Grüner Informationsabend zu Pegida

Angst, auf die Straße zu gehen

Von Jo Achim Geschke |

Grünen-Vorstand und Professor Fabian Virchow / Foto NDOZ

„Ich habe Angst, meinen Sohn montags auf die Straße zu schicken“, sagte eine Mutter, und: „Ich bin Muslim, und meine Ängste sind: Wie wird es weitergehen mit meinen Kindern?“ Diese „erschütternden“ Sätze, so ein Grüner, fielen bei der Mitgliederversammlung der Grünen am Mittwochabend. Professor Fabian Virchow, Politologe von der Fachhochschule (FH), hatte zuvor einen Vortrag über Pegida und Dügida gehalten. Und der Sohn der muslimischen Mutter geht zur Realschule Luisenstraße, nur wenige Meter von der Graf-Adolf-Straße entfernt, der Aufmarschroute der Dügida an jedem Montag.

„Ich finde es erschütternd, dass Düsseldorfer Bürger jetzt Angst haben, hier zu leben, und sogar überlegen, von hier fortzugehen“, kommentierte ein Grüner die Sätze der Mutter, deren Sohn die deutschen Pass hat, der aber „anders aussieht“, beschrieb die Mutter ihre Ängste,   „und das geht vielen so“, vielen Müttern, Vätern, Familien islamischen Glaubens, sagte die Mutter in den völlig stillen Saal.

Professor Virchow hatte zuvor die mit wissenschaftlicher Nüchternheit die Entwicklung der Pegida von 350 Demonstranten im November 2014 bis zu 10.000 am 8. Dezember vorigen Jahres und mehr als 17.000 im gerade vergangenen Januar  geschildert. Es sei die am schnellsten wachsende Protestbewegung in Deutschland bisher. Laut mehreren Studien zählen sich weit mehr als die Hälfte der Mitmarschierer zur politischen „Mitte“ – auch wenn die Aufmärsche eindeutig von Rechtsextremen begonnen und weiterhin organisiert werden. In Leipzig etwa beruft sich die „Legida“ auf eine „deutsche Leitkultur“,

Ein Dialog mit den Pegida-Anhängern halte er für kaum sinnvoll, die meisten seien Argumenten nicht zugänglich, lebten mit einem „hermetisch abgeschlossenen Weltbild“. Dort, wo es eine tägliche Kommunikation mit fremden Kulturen und Nationen komme, gebe es allerdings wenig Fremdenfeindlichkeit.  

Demonstrationsfreiheit

Dügida unter der Führung von Melanie Dittmer ist ein Sonderfall, machten Vortrag und Diskussion deutlich. Dittmer ist seit rund 15 Jahren aktiv in der extrem rechten Szene.  Und die Demonstrationen, die stundenlang den Verkehr lahmlegen, verbieten ? „Ist das gerecht, dass dann alles abgesperrt wird?“, fragte der junge Realschüler.

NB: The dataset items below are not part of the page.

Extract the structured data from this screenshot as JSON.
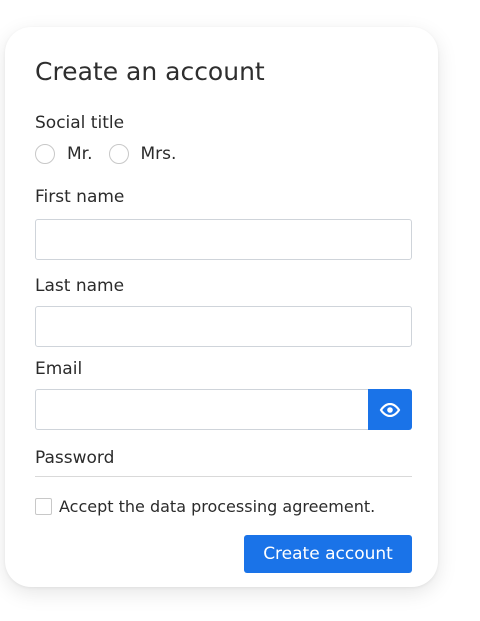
{
  "form": {
    "title": "Create an account",
    "social_title_label": "Social title",
    "social_title_options": [
      "Mr.",
      "Mrs."
    ],
    "first_name_label": "First name",
    "first_name_value": "",
    "last_name_label": "Last name",
    "last_name_value": "",
    "email_label": "Email",
    "email_value": "",
    "password_label": "Password",
    "agreement_label": "Accept the data processing agreement.",
    "submit_label": "Create account",
    "accent_color": "#1a73e8",
    "icons": {
      "reveal": "eye-icon"
    }
  }
}
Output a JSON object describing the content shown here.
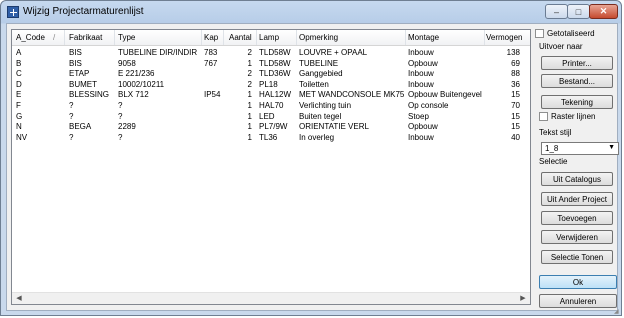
{
  "window": {
    "title": "Wijzig Projectarmaturenlijst"
  },
  "window_controls": {
    "minimize": "–",
    "maximize": "□",
    "close": "✕"
  },
  "table": {
    "columns": [
      "A_Code",
      "Fabrikaat",
      "Type",
      "Kap",
      "Aantal",
      "Lamp",
      "Opmerking",
      "Montage",
      "Vermogen"
    ],
    "sort_indicator": "/",
    "rows": [
      [
        "A",
        "BIS",
        "TUBELINE DIR/INDIR",
        "783",
        "2",
        "TLD58W",
        "LOUVRE + OPAAL",
        "Inbouw",
        "138"
      ],
      [
        "B",
        "BIS",
        "9058",
        "767",
        "1",
        "TLD58W",
        "TUBELINE",
        "Opbouw",
        "69"
      ],
      [
        "C",
        "ETAP",
        "E 221/236",
        "",
        "2",
        "TLD36W",
        "Ganggebied",
        "Inbouw",
        "88"
      ],
      [
        "D",
        "BUMET",
        "10002/10211",
        "",
        "2",
        "PL18",
        "Toiletten",
        "Inbouw",
        "36"
      ],
      [
        "E",
        "BLESSING",
        "BLX 712",
        "IP54",
        "1",
        "HAL12W",
        "MET WANDCONSOLE MK75",
        "Opbouw Buitengevel",
        "15"
      ],
      [
        "F",
        "?",
        "?",
        "",
        "1",
        "HAL70",
        "Verlichting tuin",
        "Op console",
        "70"
      ],
      [
        "G",
        "?",
        "?",
        "",
        "1",
        "LED",
        "Buiten tegel",
        "Stoep",
        "15"
      ],
      [
        "N",
        "BEGA",
        "2289",
        "",
        "1",
        "PL7/9W",
        "ORIENTATIE VERL",
        "Opbouw",
        "15"
      ],
      [
        "NV",
        "?",
        "?",
        "",
        "1",
        "TL36",
        "In overleg",
        "Inbouw",
        "40"
      ]
    ]
  },
  "scrollbar": {
    "left_arrow": "◀",
    "right_arrow": "▶"
  },
  "side": {
    "gelaliseerd_label": "Getotaliseerd",
    "uitvoer_label": "Uitvoer naar",
    "printer_button": "Printer...",
    "bestand_button": "Bestand...",
    "tekening_button": "Tekening",
    "raster_label": "Raster lijnen",
    "tekst_stijl_label": "Tekst stijl",
    "tekst_stijl_value": "1_8",
    "select_arrow": "▼",
    "selectie_label": "Selectie",
    "uit_catalogus_button": "Uit Catalogus",
    "uit_ander_project_button": "Uit Ander Project",
    "toevoegen_button": "Toevoegen",
    "verwijderen_button": "Verwijderen",
    "selectie_tonen_button": "Selectie Tonen",
    "ok_button": "Ok",
    "annuleren_button": "Annuleren"
  }
}
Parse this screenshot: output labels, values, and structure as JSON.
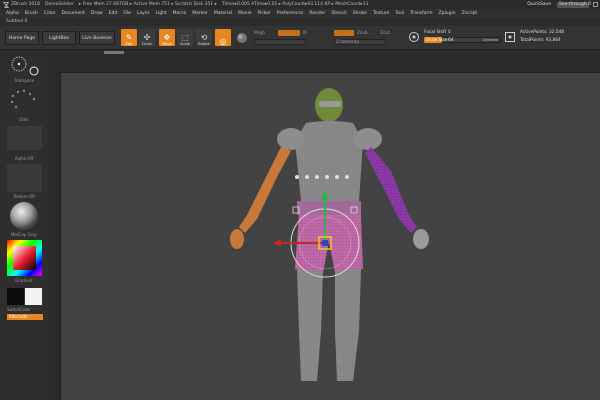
{
  "titlebar": {
    "segments": [
      "ZBrush 2018",
      "DemoSoldier",
      "▸ Free Mem 27.697GB ▸ Active Mem 751 ▸ Scratch Disk 351 ▸",
      "Timer▸0.005 ATime▸0.01 ▸ PolyCount▸93.114 KP ▸ MeshCount▸11"
    ],
    "quicksave": "QuickSave",
    "seethrough": "See-through  0"
  },
  "menu": [
    "Alpha",
    "Brush",
    "Color",
    "Document",
    "Draw",
    "Edit",
    "File",
    "Layer",
    "Light",
    "Macro",
    "Marker",
    "Material",
    "Movie",
    "Picker",
    "Preferences",
    "Render",
    "Stencil",
    "Stroke",
    "Texture",
    "Tool",
    "Transform",
    "Zplugin",
    "Zscript"
  ],
  "subbar": "Subtool 0",
  "toolbar": {
    "home_page": "Home Page",
    "lightbox": "LightBox",
    "live_boolean": "Live Boolean",
    "tools": [
      {
        "label": "Edit",
        "active": true,
        "glyph": "✎"
      },
      {
        "label": "Draw",
        "active": false,
        "glyph": "✣"
      },
      {
        "label": "Move",
        "active": true,
        "glyph": "✥"
      },
      {
        "label": "Scale",
        "active": false,
        "glyph": "⬚"
      },
      {
        "label": "Rotate",
        "active": false,
        "glyph": "⟲"
      },
      {
        "label": "",
        "active": true,
        "glyph": "◎"
      }
    ],
    "mrgb": "Mrgb",
    "rgb": "Rgb",
    "m": "M",
    "zadd": "Zadd",
    "zsub": "Zsub",
    "zcut": "Zcut",
    "rgb_intensity": "Rgb Intensity",
    "z_intensity": "Z Intensity",
    "focal_shift_label": "Focal Shift",
    "focal_shift_value": "0",
    "draw_size_label": "Draw Size",
    "draw_size_value": "64",
    "dynamic": "Dynamic",
    "active_points": "ActivePoints: 32,546",
    "total_points": "TotalPoints: 93,864"
  },
  "leftpanel": {
    "stroke_label": "Transpose",
    "alpha_label": "Dots",
    "alpha_off": "Alpha Off",
    "texture_off": "Texture Off",
    "matcap": "MatCap Gray",
    "gradient": "Gradient",
    "switch_color": "SwitchColor",
    "alternate": "Alternate"
  },
  "colors": {
    "accent": "#e8871f",
    "bg": "#2b2b2b",
    "canvas": "#434343"
  }
}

Das Demonstrationsrecht ist ein hohes Gut. „Es ist wichtig, dass jeder hier demonstrieren darf, dass muss eine Demokratie aushalten“, betonte die Grüne Clara Deilmann. Aber klar wurde auch, dass Einschränkungen des Demonstrationswegs an der hohen Hürde der gesetzlich geregelten Demonstrationsfreiheit scheitern. Melanie Dittmer bringe zu allen Vorgesprächen bei der Polizei einen Anwalt mit – und das letzte Wort hatten bereits die Richter, die ein Verkürzung des Wegs bereits abgelehnt hatten.

Der Höhepunkt der Pegida / Dügida Bewegung sei überschritten – „aber das ist noch kein Grund für Entwarnung“, betonte der Professor. Ach wenn die Demonstrationen aufhörten, bleibe in der Mitte der Gesellschaft die Angst vor dem Fremden, die  Furcht vor Veränderung einer scheinbar heilen Welt.

Dittmer hat bereits eine Veränderung der Demonstrationsstrategie angekündigt, will, wie berichtet, auch an rechtsextreme Anhänger am Rosenmontag  im Mohammed-Kostüm und als Salafisten mit „Spenggürtel“ verkleidet auf die Straße schicken.

„Etwas mager, was wir hier in Düsseldorf dagegen bieten“

Pegida sei kein ostdeutsches Phänomen. Es zeig eine Tendenz in der Bevölkerung, die moderne  Gesellschaft mit ihrer Toleranz und Offenheit abzulehnen, „und es ist unsere Aufgab, dagegen zu halten“, resümierte Mona Neubaur, Grünen-Sprecherin Düsseldorfs und Landes-Vorsitzende.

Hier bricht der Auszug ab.